ECONOMY

Draghi deflation relief means little with Greece unsolved

With a solution to the Greek crisis still out of reach, Mario Draghi can count on at least one piece of good news this week: euro-area consumer prices are rising again.

Economists in a Bloomberg survey forecast that the inflation rate rose to 0.2 percent in May from zero in April. The report, due on Tuesday, would follow improving data from Spain and Italy and mark the first price increase in six months.

While the European Central Bank president can take comfort from the fading deflation risk, he and his fellow policy makers will be distracted by a looming Greek loan repayment that could make or break months of negotiations aimed at funding the country and preventing a splintering of the currency bloc. As the economy stutters through its recovery, concerns about the debt crisis are putting the reins on consumer and business sentiment across the region.

“There’s not a huge uncertainty about the economic outlook, there’s more uncertainty about Greece,” said Holger Sandte, chief European analyst at Nordea Markets in Copenhagen. The return of inflation is “good news for the ECB,” he said. “In the months ahead, while we might get a setback, the tendency is upward.”

The euro weakened on Monday as Greece struggled to seal an accord with the International Monetary Fund, to which the nation owes the first of four payments this month on June 5. The euro traded at $1.0938 at 9:14 a.m. Frankfurt time, down 0.4 percent from the previous close.

ECB Gathering

The improving inflation backdrop partly reflects a rebound in oil prices since falling to a six-year low in January. ECB policy makers may also see it as a sign their 1.1 trillion-euro ($1.2 trillion) stimulus is working.

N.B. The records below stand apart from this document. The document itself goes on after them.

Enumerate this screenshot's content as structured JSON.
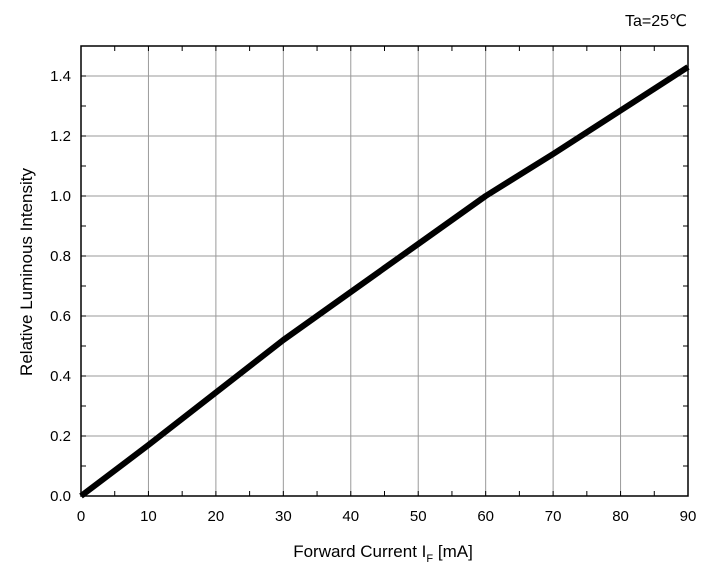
{
  "chart_data": {
    "type": "line",
    "title": "",
    "annotation": "Ta=25℃",
    "xlabel": "Forward Current I",
    "xlabel_subscript": "F",
    "xlabel_unit": " [mA]",
    "ylabel": "Relative Luminous Intensity",
    "xlim": [
      0,
      90
    ],
    "ylim": [
      0.0,
      1.5
    ],
    "xticks": [
      "0",
      "10",
      "20",
      "30",
      "40",
      "50",
      "60",
      "70",
      "80",
      "90"
    ],
    "yticks": [
      "0.0",
      "0.2",
      "0.4",
      "0.6",
      "0.8",
      "1.0",
      "1.2",
      "1.4"
    ],
    "grid": true,
    "series": [
      {
        "color": "#000000",
        "x": [
          0,
          10,
          20,
          30,
          40,
          50,
          60,
          70,
          80,
          90
        ],
        "y": [
          0.0,
          0.17,
          0.345,
          0.52,
          0.68,
          0.84,
          1.0,
          1.14,
          1.285,
          1.43
        ]
      }
    ]
  }
}
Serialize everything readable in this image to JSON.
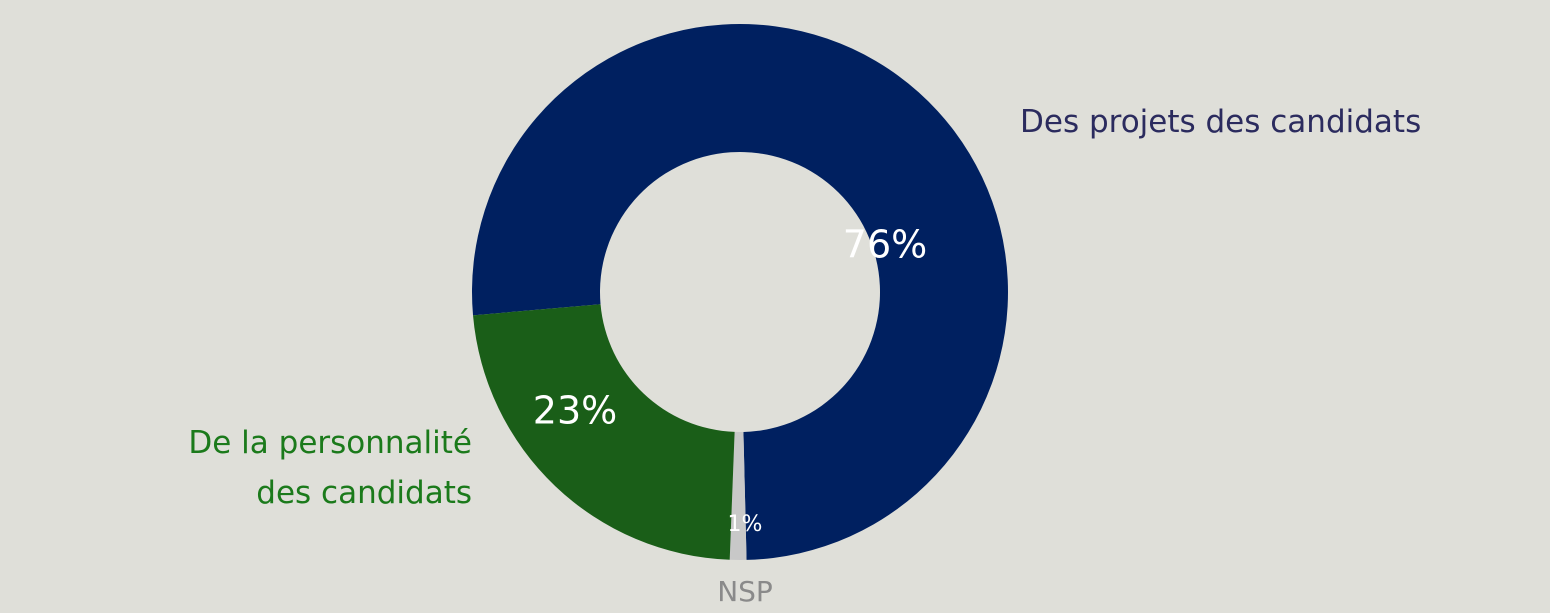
{
  "chart_data": {
    "type": "donut",
    "categories": [
      "Des projets des candidats",
      "NSP",
      "De la personnalité des candidats"
    ],
    "values": [
      76,
      1,
      23
    ],
    "value_labels": [
      "76%",
      "1%",
      "23%"
    ],
    "colors": [
      "#002060",
      "#c8c8c8",
      "#1a5e18"
    ]
  }
}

Draghi said last month that the unconventional actions “have proven so far to be potent, more so than many observers anticipated.” Governing Council member Patrick Honohan said that price inflation is “getting back up.”

ECB policy makers will gather in Frankfurt this week for their six-weekly meeting, with Greece set to dominate the agenda. They will assess any new emergency liquidity request and whether to restrict conditions for the funds that Greek banks need to stay afloat as the government tries to prevent a default.

Talks between Greece and creditors to resolve the crisis missed another deadline at the weekend. The country must make four payments totaling almost 1.6 billion euros to the IMF this month, with the first due Friday.

Stuttering Recovery

“There is no automatic — and I underline the word — connection between a default of the Greek government and the insolvency of Greek banks,” ECB Vice President Vitor Constancio said on Thursday. Greek banks “can sustain the impact of a potential impairment in Greek public debt and still remain with capital ratios above the minimum.”

The central bank will also publish new forecasts on Wednesday. While they will probably record the better outlook for inflation, Draghi is likely to reaffirm that it is dependent on the full implementation of the quantitative-easing program.

Other releases this week will paint a picture of a recovery that’s progressing, albeit on an unsure footing that could easily be disrupted by a blow-up in the Greek crisis.

Markit will publish the final readings for its May Purchasing Managers’ Indexes on Monday and Wednesday. The provisional composite gauge of manufacturing and services slipped to a three-month low of 53.4 in May from 53.9.

Unemployment Rate

German inflation data on Monday — forecast to show the biggest price increase in seven months in May — will preview the euro-wide figures on Tuesday. In Italy, the inflation rate came in at 0.2 percent, higher than economists had anticipated.

Eurostat, the EU’s statistics office in Luxembourg, will release its second GDP estimate for the three months through March on Friday, with detail on consumer spending and exports. Two days earlier, it will publish data on unemployment, which is forecast to show the jobless rate at 11.2 percent in April.

That headline figure hides even worse numbers, with average euro-zone youth unemployment almost twice as high. In Spain and Greece, the jobless rates are above 20 percent.

“If you look at the long term structural weaknesses, particularly in the labor market, we struggle to see this inflationary momentum building up in a meaningful way,” said Timo Del Carpio, a London-based economist at Royal Bank of Canada. “It doesn’t in any way suggest the ECB should be content to sit on the sidelines.”